Mulraj Chopra was born to Diwan Sawan Mal, a Punjabi Hindu Khatri. His father Sawan Mal had attained distinction by capturing Multan from the Afghans and was made its Diwan by Ranjit Singh, the Maharaja of the Sikh Empire. On his father's death, Mulraj succeeded him as the Diwan of Multan.

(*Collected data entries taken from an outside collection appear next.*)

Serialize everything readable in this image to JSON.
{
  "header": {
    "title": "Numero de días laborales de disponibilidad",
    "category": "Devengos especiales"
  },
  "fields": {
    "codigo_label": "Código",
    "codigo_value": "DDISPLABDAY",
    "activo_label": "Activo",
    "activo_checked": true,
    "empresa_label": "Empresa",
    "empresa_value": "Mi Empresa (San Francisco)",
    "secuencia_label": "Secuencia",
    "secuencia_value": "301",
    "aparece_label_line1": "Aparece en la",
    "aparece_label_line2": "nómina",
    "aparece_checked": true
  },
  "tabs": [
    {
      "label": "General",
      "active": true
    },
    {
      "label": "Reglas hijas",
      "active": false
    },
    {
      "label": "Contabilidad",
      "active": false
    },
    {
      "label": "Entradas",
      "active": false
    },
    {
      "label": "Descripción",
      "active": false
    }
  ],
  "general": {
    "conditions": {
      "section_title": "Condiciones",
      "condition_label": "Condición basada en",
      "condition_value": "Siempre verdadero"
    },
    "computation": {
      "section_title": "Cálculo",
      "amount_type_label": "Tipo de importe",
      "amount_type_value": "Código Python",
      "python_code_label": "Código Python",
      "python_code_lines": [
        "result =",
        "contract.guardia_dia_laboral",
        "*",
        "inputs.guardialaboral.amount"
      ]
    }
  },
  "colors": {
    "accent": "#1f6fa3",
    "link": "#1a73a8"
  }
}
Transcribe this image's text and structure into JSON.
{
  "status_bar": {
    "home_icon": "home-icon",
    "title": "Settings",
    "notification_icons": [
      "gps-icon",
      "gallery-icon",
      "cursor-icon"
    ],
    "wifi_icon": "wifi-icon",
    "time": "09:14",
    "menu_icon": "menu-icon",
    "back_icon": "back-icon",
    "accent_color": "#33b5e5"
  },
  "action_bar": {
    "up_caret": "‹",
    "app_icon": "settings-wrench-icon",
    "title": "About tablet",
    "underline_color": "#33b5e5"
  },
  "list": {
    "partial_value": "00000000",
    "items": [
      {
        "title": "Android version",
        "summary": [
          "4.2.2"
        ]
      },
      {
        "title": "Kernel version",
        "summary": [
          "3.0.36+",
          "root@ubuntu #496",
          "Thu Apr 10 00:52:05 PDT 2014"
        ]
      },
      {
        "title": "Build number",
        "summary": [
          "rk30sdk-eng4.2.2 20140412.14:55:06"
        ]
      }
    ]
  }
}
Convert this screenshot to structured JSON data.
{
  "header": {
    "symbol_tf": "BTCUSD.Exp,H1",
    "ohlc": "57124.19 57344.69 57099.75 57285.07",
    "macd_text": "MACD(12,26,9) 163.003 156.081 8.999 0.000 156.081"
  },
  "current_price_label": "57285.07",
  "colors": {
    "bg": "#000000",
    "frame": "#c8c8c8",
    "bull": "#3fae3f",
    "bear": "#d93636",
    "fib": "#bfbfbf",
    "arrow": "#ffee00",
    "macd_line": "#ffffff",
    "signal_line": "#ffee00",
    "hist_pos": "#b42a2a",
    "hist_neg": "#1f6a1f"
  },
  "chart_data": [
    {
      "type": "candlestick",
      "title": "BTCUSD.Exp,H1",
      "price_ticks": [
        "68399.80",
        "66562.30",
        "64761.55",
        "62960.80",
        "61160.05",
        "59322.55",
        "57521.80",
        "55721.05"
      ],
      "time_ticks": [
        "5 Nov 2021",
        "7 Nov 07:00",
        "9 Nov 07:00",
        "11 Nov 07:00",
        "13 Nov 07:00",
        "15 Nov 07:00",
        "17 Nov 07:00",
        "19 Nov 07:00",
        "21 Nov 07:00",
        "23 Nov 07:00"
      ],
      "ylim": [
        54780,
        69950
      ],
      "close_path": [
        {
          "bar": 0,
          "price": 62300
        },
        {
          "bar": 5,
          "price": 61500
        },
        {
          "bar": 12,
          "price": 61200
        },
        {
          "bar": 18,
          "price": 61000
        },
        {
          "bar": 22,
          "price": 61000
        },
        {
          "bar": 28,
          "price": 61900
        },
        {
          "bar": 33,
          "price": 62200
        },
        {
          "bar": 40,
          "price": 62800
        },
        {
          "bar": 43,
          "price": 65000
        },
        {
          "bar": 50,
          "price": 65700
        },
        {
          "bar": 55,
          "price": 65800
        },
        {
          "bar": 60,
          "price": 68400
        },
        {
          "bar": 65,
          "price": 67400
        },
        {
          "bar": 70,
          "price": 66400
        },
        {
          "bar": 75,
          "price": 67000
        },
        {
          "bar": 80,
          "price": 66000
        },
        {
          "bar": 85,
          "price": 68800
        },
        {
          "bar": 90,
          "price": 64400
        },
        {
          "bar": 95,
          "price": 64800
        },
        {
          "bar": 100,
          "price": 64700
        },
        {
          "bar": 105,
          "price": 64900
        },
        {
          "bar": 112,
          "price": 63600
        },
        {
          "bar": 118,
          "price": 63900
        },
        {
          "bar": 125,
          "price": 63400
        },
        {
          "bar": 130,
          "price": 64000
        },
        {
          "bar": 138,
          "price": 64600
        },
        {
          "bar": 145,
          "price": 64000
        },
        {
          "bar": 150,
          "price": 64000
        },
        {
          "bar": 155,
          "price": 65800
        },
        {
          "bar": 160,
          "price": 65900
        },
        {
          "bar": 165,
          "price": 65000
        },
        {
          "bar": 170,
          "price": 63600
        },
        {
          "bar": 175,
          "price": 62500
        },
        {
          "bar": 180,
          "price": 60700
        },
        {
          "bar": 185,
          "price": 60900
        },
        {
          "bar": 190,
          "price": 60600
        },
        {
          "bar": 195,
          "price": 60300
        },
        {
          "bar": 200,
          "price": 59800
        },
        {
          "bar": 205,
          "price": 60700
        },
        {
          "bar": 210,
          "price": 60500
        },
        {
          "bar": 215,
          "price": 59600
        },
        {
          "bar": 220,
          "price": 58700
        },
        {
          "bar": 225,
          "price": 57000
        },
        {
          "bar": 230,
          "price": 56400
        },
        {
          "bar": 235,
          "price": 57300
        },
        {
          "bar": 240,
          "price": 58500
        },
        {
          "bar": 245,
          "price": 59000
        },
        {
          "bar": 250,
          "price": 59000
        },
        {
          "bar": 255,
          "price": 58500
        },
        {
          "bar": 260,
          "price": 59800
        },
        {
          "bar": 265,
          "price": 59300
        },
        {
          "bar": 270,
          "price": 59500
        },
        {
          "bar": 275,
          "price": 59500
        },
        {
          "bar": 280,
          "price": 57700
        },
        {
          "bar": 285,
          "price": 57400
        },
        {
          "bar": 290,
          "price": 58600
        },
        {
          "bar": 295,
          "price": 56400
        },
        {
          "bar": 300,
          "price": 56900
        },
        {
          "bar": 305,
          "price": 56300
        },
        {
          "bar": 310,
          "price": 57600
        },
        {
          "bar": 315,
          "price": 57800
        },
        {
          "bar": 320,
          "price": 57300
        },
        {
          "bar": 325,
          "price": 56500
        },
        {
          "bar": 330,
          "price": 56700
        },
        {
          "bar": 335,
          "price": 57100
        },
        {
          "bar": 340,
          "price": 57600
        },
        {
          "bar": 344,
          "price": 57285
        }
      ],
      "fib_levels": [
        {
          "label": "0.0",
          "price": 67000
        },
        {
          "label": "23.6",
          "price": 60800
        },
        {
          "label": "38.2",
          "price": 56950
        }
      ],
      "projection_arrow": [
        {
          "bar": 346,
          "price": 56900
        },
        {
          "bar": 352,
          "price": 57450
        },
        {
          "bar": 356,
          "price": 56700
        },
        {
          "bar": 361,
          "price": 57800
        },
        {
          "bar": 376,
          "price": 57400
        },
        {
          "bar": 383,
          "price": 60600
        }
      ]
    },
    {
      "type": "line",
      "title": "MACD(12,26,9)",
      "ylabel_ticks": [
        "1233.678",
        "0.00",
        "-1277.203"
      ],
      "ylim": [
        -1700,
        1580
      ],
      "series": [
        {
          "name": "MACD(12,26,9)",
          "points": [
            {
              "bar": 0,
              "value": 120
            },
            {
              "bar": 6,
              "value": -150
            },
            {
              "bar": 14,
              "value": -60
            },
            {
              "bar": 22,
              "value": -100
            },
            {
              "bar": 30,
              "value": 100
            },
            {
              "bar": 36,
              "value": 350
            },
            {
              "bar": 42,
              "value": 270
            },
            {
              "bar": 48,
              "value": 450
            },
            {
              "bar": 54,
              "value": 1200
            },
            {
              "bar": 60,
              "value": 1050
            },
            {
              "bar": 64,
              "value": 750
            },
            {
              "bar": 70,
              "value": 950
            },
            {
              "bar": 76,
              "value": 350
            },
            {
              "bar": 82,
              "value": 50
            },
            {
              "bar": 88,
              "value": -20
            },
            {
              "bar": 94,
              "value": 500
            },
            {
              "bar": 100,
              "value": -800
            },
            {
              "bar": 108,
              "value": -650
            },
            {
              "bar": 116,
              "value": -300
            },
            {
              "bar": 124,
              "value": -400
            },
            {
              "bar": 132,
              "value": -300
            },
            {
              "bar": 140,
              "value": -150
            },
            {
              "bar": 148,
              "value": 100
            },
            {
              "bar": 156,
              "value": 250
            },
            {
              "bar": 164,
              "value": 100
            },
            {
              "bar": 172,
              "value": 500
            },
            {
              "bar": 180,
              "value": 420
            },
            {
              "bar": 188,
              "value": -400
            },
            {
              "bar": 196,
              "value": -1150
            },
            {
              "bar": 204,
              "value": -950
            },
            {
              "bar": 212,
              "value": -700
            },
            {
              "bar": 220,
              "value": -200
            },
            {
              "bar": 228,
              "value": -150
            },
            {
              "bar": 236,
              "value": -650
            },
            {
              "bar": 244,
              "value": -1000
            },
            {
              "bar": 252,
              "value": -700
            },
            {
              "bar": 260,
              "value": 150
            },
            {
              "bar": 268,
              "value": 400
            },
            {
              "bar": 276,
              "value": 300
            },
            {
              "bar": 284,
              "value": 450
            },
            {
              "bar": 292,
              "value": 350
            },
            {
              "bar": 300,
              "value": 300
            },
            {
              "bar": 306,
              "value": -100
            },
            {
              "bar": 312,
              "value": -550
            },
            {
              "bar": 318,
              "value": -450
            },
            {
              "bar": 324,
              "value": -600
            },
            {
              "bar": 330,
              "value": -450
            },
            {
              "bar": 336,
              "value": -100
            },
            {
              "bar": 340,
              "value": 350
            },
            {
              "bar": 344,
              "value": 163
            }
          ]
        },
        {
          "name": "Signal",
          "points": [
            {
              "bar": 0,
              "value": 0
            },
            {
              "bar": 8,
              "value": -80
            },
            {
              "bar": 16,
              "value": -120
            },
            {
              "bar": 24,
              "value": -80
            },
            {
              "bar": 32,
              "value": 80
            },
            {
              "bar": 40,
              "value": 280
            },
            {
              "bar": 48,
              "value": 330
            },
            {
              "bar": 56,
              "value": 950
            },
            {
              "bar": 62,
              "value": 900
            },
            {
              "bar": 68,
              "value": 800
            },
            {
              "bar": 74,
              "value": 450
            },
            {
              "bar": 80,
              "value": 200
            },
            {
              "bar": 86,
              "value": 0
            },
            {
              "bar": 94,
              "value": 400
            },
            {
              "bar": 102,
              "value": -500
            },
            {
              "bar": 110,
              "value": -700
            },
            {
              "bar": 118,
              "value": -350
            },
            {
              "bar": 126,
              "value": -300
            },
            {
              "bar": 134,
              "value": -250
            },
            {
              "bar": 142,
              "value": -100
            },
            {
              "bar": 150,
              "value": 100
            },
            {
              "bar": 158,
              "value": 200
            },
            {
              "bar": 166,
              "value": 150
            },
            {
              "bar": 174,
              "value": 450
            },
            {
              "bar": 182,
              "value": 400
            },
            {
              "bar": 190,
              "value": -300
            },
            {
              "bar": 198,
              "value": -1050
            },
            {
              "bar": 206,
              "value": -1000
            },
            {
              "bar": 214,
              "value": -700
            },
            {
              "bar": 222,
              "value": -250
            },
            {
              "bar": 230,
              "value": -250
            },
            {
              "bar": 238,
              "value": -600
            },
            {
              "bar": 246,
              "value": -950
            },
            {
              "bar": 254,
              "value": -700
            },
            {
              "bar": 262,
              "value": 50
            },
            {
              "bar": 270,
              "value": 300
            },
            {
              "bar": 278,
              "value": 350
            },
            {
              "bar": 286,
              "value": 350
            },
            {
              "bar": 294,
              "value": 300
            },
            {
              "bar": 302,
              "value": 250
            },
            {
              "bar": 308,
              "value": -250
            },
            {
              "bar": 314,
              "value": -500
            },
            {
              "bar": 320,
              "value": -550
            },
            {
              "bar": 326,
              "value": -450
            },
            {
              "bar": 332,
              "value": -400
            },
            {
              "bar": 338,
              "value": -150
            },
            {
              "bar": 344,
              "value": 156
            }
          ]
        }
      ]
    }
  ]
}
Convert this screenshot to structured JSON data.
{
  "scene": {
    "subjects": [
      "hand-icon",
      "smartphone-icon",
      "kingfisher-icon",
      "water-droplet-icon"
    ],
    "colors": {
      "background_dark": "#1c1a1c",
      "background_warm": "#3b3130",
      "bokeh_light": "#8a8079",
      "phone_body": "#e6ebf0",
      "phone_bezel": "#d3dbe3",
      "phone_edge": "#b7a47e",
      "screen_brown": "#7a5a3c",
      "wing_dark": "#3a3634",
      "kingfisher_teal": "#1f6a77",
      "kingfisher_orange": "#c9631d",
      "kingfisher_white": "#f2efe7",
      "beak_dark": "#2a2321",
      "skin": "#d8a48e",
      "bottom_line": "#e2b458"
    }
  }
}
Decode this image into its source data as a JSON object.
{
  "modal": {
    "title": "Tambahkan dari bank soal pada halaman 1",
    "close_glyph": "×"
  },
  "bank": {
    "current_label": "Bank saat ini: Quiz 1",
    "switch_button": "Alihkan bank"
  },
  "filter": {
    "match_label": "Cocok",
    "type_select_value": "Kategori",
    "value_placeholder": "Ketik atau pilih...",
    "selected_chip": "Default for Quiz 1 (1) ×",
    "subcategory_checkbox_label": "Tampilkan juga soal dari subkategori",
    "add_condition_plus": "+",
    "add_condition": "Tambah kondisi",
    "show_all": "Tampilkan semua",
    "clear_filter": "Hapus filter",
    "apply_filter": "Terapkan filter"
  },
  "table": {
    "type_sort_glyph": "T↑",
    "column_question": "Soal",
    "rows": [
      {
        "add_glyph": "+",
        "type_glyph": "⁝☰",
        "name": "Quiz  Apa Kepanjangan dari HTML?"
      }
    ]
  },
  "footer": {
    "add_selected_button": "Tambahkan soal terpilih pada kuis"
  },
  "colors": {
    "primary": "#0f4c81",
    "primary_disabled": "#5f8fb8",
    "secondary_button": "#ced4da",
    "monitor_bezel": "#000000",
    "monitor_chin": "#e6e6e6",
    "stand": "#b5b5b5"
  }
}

Trouble brewed in Multan following the murder of Diwan Sawan Mal in 1844. Sawan Mal had five sons, with the eldest son being Diwan Mulraj, who had been the governor of Jhang but was unpopular and succeeded his father's post at Multan. However, owing to the controversies following the First Anglo-Sikh War and internal factionalism in the Lahore court, Mulraj declined to pay his 30 lakhs succession fee. The British Acting Resident at Lahore agreed to a reduced cost of 20 lakhs but in-turn seized part of Jhang district and raised the revenue to be paid on the land held by Mulraj, who struggled to pay it over the years due to the excise duty of goods transported by river being abolished by the Resident, which Mulraj had relied on for funds. The resident also applied appellate power over decisions by Mulraj. The Resident was being advised by two adversaries of Mulraj, namely Raja Lal Singh and Mulraj's brother Karam Narain.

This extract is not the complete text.